Depuis deux semaines, cet ex-toxicomane a participé à plusieurs rassemblements anti-Jeux. «Je comprends l'euphorie. Les Jeux olympiques, c'est de la bonne drogue. On est prêt à payer cher pour l'avoir. Quand on l'a, on est sur le party, dit-il. Mais le lendemain de veille est toujours difficile. Mes enfants vont devoir payer la fête.»

Comme un bidonville

Ces jours-ci, à Vancouver, des médias locaux accusent les militants anti-Jeux de déformer la réalité et de profiter de la présence de la presse internationale pour faire avancer leur cause.

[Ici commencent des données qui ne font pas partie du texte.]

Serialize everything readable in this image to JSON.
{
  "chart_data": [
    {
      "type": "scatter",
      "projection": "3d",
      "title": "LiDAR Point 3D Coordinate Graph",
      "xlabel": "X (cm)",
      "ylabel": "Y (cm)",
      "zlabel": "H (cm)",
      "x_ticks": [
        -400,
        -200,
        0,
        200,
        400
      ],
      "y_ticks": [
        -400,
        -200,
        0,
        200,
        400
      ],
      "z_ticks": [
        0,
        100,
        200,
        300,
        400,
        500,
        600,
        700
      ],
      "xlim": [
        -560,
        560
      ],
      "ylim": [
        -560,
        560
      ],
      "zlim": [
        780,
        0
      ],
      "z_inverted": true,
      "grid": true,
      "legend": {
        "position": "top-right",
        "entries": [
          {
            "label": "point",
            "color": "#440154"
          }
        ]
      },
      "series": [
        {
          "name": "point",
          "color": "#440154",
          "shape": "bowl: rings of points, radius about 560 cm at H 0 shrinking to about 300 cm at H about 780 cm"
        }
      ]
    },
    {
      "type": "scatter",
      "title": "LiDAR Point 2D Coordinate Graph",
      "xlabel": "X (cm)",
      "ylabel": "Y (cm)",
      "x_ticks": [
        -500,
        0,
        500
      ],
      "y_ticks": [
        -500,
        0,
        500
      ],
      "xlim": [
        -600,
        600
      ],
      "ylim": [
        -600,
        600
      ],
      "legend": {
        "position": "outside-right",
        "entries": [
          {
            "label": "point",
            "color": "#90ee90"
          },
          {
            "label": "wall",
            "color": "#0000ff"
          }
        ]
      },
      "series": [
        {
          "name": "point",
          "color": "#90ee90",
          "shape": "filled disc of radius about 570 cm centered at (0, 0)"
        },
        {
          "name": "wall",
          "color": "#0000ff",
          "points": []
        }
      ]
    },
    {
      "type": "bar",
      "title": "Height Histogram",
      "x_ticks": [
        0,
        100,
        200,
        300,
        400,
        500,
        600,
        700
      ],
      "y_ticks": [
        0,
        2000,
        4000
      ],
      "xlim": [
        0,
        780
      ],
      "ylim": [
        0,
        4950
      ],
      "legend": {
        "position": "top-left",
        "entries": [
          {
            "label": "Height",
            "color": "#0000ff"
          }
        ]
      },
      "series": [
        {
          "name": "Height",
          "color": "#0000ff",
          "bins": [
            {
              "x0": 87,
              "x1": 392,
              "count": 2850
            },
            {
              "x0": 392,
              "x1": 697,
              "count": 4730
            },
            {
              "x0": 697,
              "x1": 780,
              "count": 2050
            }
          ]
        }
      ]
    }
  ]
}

Le squat organisé par des «marchands de misère» fait passer le Downtown Eastside pour un bidonville de l'Inde, a écrit le Asian Pacific Post dans un éditorial reproduit dans The Province. «Pendant que des organismes subventionnés avec vos taxes paient des tentes rouges aux sans-abri pour les rendre plus visibles en ville, le refuge de l'Armée du Salut, non loin de là, a plusieurs lits vides», écrit le quotidien vancouvérois.

Quant au nouveau maire, Greg Robertson, un homme d'affaires à la forte fibre sociale, il a promis que tous les sans-abri auraient un toit d'ici à 2015. C'est aussi l'un des slogans placardés sur la clôture de Tent City: «Un toit pour tous». Pour y arriver, il ne faudrait pas que le lendemain de veille soit trop difficile.